3 min read. Updated: 29 Oct 2020, 09:39 AM IST Tauseef Shahidi , Nikita Kwatra
- Indian CEOs are increasingly likely to ‘resign’ rather than retire, a Mint analysis shows
Top Indian corporate leaders last fewer years in office than politicians do. A chief executive officer or managing director of an average BSE 500 company stays in the role for 3.4 years, a Mint analysis of data from the past decade suggests. The global average for the world’s largest 2500 companies during 2004-18 was 5 years according to a PwC study, about 47% higher than the Indian average.
Over the past five years, the tenure of Indian CEOs have gone up slightly even though it still remains below 4 years. CEOs have longer tenures in mature markets but a tenure of around four years in an emerging market such as India isn’t unusual, said Anshul Lodha of the global recruitment firm, Michael Page.
The analysis is based on data of all companies that have been part of the S&P BSE 500 universe at least once in the past decade. The sample covers 296 CEOs and managing directors (MDs) of these firms who have left office in the 2011-20 period, and for which CMIE provides data. Chairpersons are excluded as their role could be non-executive.
Over the past few years, the average tenure of CEOs have gone up, including in some beleaguered sectors such as real estate and financial services. In construction and real estate, for instance, the average tenure length in the 2016-20 period was a little over 4 years. The average tenure in the industry was just 2.6 years in the 2011-15 period.
Real estate operations were earlier driven by specific projects, and they would shrink once a project got over, said Prashant Thakur, head of research at Anarock, a property consultant. “With policy changes such as GST and incoming foreign players, we are seeing consolidation in operations and improved corporate structures being put in place, leading to longer tenures,” he added.
But in industries such as hotels and tourism and metals, tenures have significantly shortened in recent years, the data shows. The trends are similar for median tenure length.
Only 7 chief executives in the sample lasted longer than 10 years. Data on whether the executive heads were promoters or not were available for only 14% of the companies in the sample. In this truncated sample, barely 8% CEOs and MDs were non-promoters..
Increasingly, resignations rather than retirements are cutting short CEO tenures, particularly in the private sector. Some of these may be ‘forced resignations’ where the board asks them to put in their papers.
The past decade can be split into two eras. A majority of chief executives retired in the first half, but since 2016, nearly three-fourths have resigned from office. Retirements are more common in the public sector than in the private sector. Public sector chiefs have shorter tenures compared to private sector CEOs but that’s because they tend to get the corner office closer to their retirement age.
Resignations have become more common since 2016 in both private and public sectors. Retirements are still relatively more common in government-led companies (28%) than in private firms (19%).

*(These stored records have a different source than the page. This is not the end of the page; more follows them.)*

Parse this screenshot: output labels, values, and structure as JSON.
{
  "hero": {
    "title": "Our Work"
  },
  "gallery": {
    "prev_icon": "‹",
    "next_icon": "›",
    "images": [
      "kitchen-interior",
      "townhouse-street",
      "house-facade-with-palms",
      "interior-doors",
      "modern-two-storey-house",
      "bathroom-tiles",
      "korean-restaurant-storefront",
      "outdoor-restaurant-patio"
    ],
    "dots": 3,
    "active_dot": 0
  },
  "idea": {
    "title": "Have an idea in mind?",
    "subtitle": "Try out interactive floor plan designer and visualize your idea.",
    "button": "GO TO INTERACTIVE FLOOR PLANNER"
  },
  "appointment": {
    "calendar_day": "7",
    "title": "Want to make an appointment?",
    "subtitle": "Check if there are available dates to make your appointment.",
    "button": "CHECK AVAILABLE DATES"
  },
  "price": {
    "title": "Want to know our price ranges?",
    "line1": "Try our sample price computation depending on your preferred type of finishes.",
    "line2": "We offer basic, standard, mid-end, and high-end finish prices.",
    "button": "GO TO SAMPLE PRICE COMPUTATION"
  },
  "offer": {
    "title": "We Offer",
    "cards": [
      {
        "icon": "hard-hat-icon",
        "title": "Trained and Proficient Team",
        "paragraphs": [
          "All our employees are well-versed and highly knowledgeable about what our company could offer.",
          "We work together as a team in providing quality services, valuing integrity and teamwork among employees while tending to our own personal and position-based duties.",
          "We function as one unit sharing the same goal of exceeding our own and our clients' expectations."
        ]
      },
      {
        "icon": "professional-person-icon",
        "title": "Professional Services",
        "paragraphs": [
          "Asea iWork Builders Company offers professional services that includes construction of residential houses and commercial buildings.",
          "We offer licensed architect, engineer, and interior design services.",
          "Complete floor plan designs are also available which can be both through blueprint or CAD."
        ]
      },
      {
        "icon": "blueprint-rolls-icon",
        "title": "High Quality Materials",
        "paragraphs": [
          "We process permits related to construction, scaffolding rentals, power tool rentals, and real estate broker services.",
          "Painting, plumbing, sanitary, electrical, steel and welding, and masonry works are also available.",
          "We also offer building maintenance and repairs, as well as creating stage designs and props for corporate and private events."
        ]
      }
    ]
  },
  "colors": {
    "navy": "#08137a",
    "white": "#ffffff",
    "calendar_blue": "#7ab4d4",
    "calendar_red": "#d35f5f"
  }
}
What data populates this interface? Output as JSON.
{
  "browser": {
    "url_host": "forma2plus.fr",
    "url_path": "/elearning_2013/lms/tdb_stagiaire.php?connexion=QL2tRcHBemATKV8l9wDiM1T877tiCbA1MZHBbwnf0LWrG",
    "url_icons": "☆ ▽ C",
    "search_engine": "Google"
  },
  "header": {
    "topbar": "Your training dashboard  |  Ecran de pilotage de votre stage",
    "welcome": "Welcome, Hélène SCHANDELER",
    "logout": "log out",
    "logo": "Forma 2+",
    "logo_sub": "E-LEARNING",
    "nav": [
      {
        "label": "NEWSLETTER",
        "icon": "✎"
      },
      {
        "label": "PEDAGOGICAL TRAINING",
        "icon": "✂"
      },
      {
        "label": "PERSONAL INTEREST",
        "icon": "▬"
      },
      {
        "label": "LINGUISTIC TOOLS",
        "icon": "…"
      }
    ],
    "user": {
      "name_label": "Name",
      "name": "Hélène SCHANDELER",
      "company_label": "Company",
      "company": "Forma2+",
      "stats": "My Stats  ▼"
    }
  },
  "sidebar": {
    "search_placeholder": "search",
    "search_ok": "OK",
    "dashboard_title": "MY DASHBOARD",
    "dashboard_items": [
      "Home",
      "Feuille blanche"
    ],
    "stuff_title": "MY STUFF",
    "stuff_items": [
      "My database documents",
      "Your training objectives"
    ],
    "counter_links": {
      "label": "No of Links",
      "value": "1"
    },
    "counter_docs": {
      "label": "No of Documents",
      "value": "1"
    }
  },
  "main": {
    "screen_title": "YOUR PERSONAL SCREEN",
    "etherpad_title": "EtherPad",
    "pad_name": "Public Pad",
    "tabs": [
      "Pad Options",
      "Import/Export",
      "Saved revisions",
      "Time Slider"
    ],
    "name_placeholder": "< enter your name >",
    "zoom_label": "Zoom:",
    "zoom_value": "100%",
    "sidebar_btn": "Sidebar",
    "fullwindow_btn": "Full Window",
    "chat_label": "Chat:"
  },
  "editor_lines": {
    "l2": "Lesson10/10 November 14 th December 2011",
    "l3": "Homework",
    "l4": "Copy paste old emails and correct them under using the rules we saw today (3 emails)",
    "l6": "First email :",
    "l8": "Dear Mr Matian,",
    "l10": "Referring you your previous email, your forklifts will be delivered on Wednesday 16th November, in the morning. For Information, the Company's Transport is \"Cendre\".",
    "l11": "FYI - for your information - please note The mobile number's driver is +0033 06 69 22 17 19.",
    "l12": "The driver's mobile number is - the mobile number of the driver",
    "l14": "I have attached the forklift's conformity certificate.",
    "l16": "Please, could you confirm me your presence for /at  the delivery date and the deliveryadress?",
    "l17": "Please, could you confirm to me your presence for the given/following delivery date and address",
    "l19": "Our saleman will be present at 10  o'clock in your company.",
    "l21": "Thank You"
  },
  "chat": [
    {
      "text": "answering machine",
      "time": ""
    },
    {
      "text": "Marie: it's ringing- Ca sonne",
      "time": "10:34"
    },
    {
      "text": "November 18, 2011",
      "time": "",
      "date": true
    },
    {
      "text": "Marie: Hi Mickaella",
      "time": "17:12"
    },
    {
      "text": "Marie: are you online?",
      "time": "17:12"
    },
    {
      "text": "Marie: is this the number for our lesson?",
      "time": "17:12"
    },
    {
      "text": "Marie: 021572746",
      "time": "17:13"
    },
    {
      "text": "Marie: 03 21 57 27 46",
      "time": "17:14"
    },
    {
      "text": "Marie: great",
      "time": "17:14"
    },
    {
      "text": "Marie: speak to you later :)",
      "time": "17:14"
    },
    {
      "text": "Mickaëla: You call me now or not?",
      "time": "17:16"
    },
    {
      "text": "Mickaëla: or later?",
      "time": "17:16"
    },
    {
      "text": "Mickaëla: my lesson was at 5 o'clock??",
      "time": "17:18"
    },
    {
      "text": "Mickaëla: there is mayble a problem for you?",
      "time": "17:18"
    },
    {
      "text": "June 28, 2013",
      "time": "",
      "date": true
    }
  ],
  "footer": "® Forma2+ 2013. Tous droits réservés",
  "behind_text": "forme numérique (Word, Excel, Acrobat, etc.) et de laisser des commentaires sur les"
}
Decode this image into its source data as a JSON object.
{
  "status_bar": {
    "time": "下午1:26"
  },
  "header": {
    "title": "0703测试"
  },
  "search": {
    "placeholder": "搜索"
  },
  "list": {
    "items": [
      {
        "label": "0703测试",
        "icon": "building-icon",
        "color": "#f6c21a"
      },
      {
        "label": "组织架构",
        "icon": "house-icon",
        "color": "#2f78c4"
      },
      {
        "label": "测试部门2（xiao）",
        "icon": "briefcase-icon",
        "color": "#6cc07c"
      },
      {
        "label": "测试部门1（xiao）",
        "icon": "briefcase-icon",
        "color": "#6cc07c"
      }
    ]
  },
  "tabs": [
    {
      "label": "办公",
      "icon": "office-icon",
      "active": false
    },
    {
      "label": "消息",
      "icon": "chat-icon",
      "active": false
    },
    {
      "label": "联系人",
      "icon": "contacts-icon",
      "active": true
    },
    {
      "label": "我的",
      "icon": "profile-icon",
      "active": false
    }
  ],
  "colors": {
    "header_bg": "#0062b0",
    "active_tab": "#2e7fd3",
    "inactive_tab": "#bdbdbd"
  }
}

There is only one woman among 10 longest-serving CEOs and MDs in the sample. Women anyway are under-represented in corner offices: our sample of 296 had only 14 women. Of these women, 43% were in financial services.
The average tenure among women CEOs was 3.4 years, the same as that of men. But this is driven by a few big names. Shikha Sharma of Axis Bank and Chanda Kochhar of ICICI Bank, who have exited their roles amid controversy in recent years, served for 9.6 and 6.5 years, respectively.
In developed markets, CEO tenures are linked to how well the company performs under them in gaining market share and delivering superior financial returns, research suggests.
In India, there isn’t any clear link between CEO tenures and stock returns.
“Often, CEO’s rewards are not linked to their company’s performance,” said Hemindra Hazari, an analyst. “This is because promoter CEOs or long-tenured CEOs tend to attain an iconic status, and exercise undue influence on the board.”
The age of iconic CEOs may however be ending, some analysts said. Companies are very aggressive in setting growth targets these days, said Lodha of Michael Page. It often causes CEOs to falter at some point, cutting short their tenures, he added.